A recent survey of adolescents without symptoms of ADHD at the start of the study indicated a significant association between more frequent use of digital media and symptoms of ADHD after 24 months of follow-up.Citation [ jamanetwork.com/journals/jama/…/2687861 ]
Executive Functioning: Executive function refers to a set of high-order cognitive abilities that enable humans to plan, focus attention, remember instructions, and juggle multiple tasks successfully. The reason for the link between technology use and attention problems is uncertain, but might be attributed to repetitive attentional shifts and multitasking, which can impair executive functioning. [pubmed.ncbi.nlm.nih.gov/26999354/]
In a study of children aged 8 to 12 years, more screen and less reading time were associated with decreased brain connectivity between regions controlling word recognition and both language and cognitive con[ pubmed.ncbi.nlm.nih.gov/29215151/ ] Such connections are considered important for reading comprehension and suggest a negative impact of screen time on the developing brain. Structurally, increased screen time relates to decreased integrity of white-matter pathways necessary for reading and language. [ pubmed.ncbi.nlm.nih.gov/31682712/ ]

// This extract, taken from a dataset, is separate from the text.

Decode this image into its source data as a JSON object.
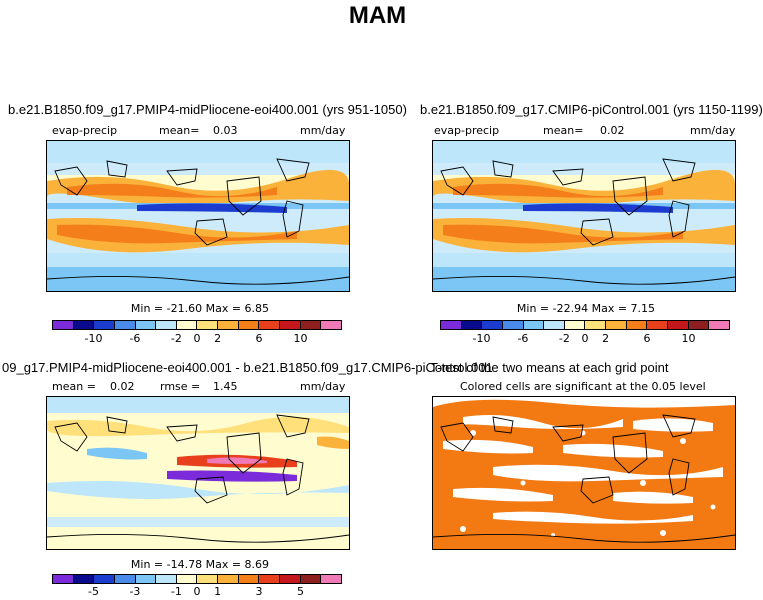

“Correlations between symptoms of addictive technology use and mental disorder symptoms were all positive and significant, including the weak interrelationship between the two addictive technological behaviors.”
“Although no studies showing causal relationships yet exist, problematic Internet use is associated with having greater difficulties in emotion regulation…” [ europepmc.org/article/med/25041745 ]
there are too many and I don’t have more time atm.
That means teachers would have to discipline, which means that the superintendent or school board would have to pay a fair salary and give fair tools, which means the state or city would have to up the budget, which means that we wouldn’t be able to repave the roads in the nice part of town next spring.
having to look at what the kid is doing and judge things on a case by case basis would eat into lesson time which is already stretched thin with class management as it is
How do you address low motivation levels though? The response to covid, the endless school shootings, their parent’s jobs, and even a small amount of reading about climate apocalypse should make it obvious to children that society despises them and that they have no future. How do you motivate someone to do well in school under those conditions if they’re not already motivated?
education is a benefit in and of itself. Maths helps develop your brain to solve problems, english makes you more able to appreciate culture which in turn will make you more interesting and better able to socialise, history helps you understand how the world is and that it used to and can be different.
These things are worth learning even if you don’t do them for work
I think addressing low motivation levels is beyond the scope of the school’s ability to affect things. When I was in high school I remember not caring about much of anything because I was convinced that even though I was almost certainly going to college, I would still just end up in a ‘passionless bullshit make-work dead end job’ like my parents, working long hours just to eke out a meager living, enough to keep getting back in the goddamn hamster wheel, and that really sapped my will to do anything productive. I ended up being completely right but I’m lucky enough to be living in this era of realization that work in the states is inherently bullshit, and that I make enough money to pursue passions outside of my 8-6.
I agree that the school environment should be more motivating, but there’s no way to compete with apps and games designed to be addictive, even adults have trouble avoiding their phones at work.